Éléments d’inconduite

[90] Je conclus que la Commission a prouvé qu’il y a eu inconduite pour les raisons suivantes.

[91] Personne ne conteste que l’employeur avait une politique de vaccination. L’appelante était au courant de la politique. Je considère qu’elle a elle-même choisi de ne pas communiquer son statut vaccinal à son employeur. Son choix était donc conscient, voulu et intentionnel.

[92] L’appelante n’était pas exemptée de la politique par des mesures d’adaptation. L’employeur a clairement indiqué qu’une personne sans exemption qui n’avait pas confirmé son statut vaccinal serait mise en congé sans soldeNote de bas de page 53.

[93] La politique de l’employeur exige que chaque membre du personnel communique son statut vaccinal, en plus de se faire vacciner ou d’obtenir une exemption. L’appelante n’a pas communiqué son statut vaccinal et n’avait pas d’exemption. Elle n’a donc pas respecté la politique. Par conséquent, elle ne pouvait pas aller travailler pour remplir ses obligations envers son employeur. C’est ce qu’on appelle une inconduite.

[94] L’appelante a dit qu’elle ne croyait pas que son employeur la mettrait en congé sans solde. Elle a admis que la politique prévoyait ce type de congé. Elle a aussi convenu qu’elle avait reçu plusieurs appels téléphoniques ainsi qu’une lettre sur la confirmation du statut vaccinal. La date limite n’avait pas changé. Rien dans les communications de l’employeur ne pouvait donner à penser que la politique ne serait pas appliquée. L’appelante ne croyait pas qu’elle devait suivre la politique parce que celle-ci allait à l’encontre de sa convention collective. J’estime que l’appelante savait ou aurait dû savoir qu’il était réellement possible que son refus de confirmer son statut vaccinal entraîne un congé sans solde. Je considère donc que l’appelante savait qu’il y avait une réelle possibilité qu’elle soit mise en congé sans solde (suspendue de son emploi).

[95] L’inconduite de l’appelante (le fait qu’elle n’a pas confirmé son statut vaccinal) a entraîné sa suspension.

[96] Je conclus que la Commission a prouvé selon la prépondérance des probabilités qu’il y a eu inconduite. En effet, l’appelante était au courant de la politique de vaccination obligatoire. Elle ne l’a pas suivie et n’a pas obtenu d’exemption. Elle savait que le non-respect de la politique lui interdirait l’accès à son lieu de travail. Elle ne pouvait donc pas remplir ses obligations envers son employeur. Elle savait aussi, ou aurait dû savoir, qu’il y avait une réelle possibilité qu’elle soit suspendue pour cette raison.

Prestations d’assurance-emploi

[97] L’appelante estime qu’elle devrait avoir droit à des prestations parce qu’elle a cotisé à l’assurance-emploi pendant de nombreuses années. L’assurance-emploi est un régime d’assurance et, comme pour tout autre régime d’assurance, il faut satisfaire à certaines conditions pour recevoir des prestations. Le régime d’assurance-emploi vient aider les personnes qui, pour des raisons hors de leur contrôle, se retrouvent sans emploi et sont incapables d’en obtenir un autre. Je considère que ce n’est pas le cas de l’appelanteNote de bas de page 54.

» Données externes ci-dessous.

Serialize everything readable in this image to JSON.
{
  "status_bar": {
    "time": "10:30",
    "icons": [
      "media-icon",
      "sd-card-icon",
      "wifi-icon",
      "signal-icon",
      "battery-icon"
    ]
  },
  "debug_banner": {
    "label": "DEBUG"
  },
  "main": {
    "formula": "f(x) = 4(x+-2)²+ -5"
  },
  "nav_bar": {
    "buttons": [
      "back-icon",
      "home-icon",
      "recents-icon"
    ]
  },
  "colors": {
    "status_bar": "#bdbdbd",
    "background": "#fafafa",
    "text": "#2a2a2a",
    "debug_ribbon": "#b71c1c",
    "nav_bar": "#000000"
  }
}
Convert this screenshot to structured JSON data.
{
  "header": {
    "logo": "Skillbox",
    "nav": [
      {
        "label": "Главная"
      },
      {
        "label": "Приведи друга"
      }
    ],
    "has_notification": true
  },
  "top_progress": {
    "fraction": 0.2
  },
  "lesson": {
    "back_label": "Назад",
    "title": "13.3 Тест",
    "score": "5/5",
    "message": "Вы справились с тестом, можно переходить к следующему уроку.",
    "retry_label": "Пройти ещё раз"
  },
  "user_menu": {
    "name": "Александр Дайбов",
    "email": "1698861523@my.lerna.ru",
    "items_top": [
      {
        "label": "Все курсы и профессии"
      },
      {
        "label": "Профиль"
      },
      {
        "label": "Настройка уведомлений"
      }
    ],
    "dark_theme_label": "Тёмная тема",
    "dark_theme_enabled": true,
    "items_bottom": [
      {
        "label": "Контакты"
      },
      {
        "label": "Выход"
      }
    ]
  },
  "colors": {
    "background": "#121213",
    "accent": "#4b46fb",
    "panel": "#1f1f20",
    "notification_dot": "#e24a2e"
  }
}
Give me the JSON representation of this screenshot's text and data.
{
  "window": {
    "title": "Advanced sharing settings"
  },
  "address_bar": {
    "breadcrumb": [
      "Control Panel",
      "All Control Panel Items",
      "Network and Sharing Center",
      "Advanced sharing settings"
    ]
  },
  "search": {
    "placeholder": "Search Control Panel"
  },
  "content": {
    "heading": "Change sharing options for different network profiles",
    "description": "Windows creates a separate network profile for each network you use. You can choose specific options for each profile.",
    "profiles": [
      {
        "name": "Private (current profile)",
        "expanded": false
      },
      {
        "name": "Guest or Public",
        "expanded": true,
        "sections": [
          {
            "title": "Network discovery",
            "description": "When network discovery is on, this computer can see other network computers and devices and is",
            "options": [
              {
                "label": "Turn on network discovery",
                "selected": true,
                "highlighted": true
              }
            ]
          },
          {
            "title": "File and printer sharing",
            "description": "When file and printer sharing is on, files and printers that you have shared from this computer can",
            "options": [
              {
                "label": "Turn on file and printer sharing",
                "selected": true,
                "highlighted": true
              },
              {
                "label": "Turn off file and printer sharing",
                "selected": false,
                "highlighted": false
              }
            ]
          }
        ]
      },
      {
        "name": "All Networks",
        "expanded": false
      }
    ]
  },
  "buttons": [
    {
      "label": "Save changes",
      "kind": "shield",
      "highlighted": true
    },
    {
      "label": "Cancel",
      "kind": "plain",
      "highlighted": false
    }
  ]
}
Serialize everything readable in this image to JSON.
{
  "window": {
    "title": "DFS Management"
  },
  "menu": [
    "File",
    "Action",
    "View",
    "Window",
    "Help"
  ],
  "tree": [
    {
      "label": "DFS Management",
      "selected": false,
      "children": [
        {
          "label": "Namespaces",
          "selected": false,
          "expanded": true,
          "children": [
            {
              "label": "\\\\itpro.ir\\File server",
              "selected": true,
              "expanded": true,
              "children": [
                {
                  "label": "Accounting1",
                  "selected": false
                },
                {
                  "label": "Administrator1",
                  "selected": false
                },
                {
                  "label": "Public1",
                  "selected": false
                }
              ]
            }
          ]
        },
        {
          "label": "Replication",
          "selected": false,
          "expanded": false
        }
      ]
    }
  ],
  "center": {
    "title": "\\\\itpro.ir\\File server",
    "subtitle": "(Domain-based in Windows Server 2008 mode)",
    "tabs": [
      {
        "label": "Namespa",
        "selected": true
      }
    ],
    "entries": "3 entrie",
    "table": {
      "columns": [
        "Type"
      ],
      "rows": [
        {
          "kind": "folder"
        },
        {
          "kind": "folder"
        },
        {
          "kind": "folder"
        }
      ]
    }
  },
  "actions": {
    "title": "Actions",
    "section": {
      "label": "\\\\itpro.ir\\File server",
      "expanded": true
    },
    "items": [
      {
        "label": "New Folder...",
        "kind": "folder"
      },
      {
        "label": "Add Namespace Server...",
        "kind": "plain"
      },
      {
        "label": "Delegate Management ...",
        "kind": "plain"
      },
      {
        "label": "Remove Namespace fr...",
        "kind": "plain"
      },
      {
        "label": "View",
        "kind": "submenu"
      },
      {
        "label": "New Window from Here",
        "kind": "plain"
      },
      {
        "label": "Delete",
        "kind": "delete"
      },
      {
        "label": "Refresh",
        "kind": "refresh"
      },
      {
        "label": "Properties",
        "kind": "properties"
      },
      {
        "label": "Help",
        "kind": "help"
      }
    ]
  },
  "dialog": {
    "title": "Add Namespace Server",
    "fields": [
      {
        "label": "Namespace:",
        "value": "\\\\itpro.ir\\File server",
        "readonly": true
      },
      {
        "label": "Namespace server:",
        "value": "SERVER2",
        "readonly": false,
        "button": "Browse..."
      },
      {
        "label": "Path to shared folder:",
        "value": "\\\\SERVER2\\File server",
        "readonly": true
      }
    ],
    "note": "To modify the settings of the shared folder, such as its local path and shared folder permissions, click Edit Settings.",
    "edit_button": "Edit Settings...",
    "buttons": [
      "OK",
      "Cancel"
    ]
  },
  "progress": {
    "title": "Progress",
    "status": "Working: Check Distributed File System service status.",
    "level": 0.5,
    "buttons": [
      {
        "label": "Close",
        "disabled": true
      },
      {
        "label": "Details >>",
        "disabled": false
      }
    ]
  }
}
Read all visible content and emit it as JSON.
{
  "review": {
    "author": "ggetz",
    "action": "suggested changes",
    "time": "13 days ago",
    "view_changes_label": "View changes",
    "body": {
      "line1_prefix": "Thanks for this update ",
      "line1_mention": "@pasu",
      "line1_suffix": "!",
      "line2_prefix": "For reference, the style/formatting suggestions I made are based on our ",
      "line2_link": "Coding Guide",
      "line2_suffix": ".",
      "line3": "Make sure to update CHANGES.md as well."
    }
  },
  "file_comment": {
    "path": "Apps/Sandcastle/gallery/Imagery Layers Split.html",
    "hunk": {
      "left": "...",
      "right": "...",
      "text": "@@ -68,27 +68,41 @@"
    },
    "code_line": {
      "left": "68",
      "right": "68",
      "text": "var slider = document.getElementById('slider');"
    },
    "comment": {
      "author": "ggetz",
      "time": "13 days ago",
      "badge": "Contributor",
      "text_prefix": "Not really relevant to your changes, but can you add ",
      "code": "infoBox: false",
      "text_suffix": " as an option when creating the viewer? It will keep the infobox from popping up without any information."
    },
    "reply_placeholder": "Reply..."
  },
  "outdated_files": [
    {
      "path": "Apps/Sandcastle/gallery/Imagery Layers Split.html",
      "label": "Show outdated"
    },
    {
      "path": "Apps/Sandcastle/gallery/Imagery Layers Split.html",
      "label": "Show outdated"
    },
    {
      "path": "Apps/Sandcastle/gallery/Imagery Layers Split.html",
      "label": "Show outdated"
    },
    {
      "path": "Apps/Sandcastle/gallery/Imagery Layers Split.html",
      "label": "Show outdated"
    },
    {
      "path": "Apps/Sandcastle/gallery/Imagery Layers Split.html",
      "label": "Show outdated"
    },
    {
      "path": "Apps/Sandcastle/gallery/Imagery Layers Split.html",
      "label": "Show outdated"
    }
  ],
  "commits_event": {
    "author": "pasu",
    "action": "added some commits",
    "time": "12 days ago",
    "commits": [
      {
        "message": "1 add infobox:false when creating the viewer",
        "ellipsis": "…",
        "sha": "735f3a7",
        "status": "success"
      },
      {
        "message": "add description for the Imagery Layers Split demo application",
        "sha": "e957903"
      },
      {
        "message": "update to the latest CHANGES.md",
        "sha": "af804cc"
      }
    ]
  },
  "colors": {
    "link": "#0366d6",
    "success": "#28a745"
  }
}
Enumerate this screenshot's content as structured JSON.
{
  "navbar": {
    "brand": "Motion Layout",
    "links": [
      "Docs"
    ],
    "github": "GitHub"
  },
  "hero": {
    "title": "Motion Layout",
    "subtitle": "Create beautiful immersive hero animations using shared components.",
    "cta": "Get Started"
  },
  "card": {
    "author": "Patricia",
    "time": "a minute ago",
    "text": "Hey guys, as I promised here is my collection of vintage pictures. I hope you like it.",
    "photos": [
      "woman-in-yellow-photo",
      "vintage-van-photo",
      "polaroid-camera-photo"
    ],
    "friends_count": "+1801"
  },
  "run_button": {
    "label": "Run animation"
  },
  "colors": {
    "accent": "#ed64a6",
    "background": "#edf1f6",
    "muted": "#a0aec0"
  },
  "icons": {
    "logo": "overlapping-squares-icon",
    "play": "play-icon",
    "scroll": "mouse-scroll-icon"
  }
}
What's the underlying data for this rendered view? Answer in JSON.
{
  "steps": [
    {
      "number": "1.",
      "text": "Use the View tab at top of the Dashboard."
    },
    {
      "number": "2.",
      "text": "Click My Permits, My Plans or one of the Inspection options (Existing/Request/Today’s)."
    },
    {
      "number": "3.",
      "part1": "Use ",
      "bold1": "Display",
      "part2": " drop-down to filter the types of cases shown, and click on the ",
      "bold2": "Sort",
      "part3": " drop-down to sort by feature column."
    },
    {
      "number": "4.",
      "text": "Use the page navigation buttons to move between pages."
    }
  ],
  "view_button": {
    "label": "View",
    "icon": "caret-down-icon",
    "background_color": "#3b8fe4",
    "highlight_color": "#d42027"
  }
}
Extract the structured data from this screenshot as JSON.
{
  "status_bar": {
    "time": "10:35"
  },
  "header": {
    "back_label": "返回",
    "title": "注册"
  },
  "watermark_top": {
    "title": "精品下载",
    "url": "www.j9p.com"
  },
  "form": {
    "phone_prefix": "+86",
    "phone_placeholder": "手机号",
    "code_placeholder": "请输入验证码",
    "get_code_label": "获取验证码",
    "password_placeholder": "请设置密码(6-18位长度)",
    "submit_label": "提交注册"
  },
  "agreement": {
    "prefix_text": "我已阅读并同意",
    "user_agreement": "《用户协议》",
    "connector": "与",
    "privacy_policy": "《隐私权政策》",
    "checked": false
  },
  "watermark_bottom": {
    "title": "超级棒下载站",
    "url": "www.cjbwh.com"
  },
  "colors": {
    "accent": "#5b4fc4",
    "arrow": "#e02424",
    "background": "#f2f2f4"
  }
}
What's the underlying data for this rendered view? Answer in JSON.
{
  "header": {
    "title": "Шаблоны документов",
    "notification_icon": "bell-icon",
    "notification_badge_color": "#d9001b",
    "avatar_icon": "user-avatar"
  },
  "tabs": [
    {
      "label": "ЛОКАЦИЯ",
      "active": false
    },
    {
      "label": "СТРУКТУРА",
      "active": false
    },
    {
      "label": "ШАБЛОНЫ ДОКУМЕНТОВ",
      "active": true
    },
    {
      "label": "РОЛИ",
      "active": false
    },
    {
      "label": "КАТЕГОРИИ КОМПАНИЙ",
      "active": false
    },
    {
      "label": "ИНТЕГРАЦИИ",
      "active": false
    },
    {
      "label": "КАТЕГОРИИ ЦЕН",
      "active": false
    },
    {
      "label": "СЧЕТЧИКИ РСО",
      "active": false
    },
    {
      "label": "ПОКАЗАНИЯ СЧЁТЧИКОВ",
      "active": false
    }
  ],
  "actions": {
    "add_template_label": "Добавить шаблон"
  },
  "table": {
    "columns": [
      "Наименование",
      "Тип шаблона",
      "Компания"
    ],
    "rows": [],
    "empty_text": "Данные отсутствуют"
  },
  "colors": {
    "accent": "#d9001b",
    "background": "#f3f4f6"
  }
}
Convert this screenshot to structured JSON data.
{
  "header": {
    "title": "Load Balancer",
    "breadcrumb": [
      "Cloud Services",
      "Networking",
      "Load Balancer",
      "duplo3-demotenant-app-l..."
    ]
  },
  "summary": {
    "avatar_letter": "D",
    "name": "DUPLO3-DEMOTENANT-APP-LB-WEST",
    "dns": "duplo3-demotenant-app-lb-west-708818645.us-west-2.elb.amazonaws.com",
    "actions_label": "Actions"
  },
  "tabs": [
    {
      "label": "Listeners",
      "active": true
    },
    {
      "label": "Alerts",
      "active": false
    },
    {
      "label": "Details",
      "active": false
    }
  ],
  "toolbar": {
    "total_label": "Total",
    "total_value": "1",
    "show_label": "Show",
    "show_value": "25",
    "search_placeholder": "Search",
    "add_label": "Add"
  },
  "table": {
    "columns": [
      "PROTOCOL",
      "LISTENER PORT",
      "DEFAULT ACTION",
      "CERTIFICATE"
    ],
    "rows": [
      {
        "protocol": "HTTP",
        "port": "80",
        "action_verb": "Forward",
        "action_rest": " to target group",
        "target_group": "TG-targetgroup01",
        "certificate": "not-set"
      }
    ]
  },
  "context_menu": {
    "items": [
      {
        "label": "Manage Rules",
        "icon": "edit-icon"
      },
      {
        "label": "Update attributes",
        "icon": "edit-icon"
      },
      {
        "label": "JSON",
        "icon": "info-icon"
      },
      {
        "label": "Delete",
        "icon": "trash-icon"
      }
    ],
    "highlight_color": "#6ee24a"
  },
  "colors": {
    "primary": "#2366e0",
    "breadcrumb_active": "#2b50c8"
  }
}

Alors, l’appelante a-t-elle été suspendue en raison d’une inconduite?

[98] Selon mes conclusions précédentes, je suis d’avis que l’appelante a été suspendue de son emploi en raison d’une inconduite.

[99] En effet, ses actions ont mené à sa suspension. Elle a agi délibérément. Elle savait ou aurait dû savoir que le fait de refuser de dire si elle avait été vaccinée pouvait entraîner sa suspension.

Conclusion

[100] La Commission a prouvé que l’appelante a été suspendue de son emploi en raison d’une inconduite. C’est pourquoi l’appelante est exclue du bénéfice des prestations d’assurance-emploi.

[101] Par conséquent, l’appel est rejeté.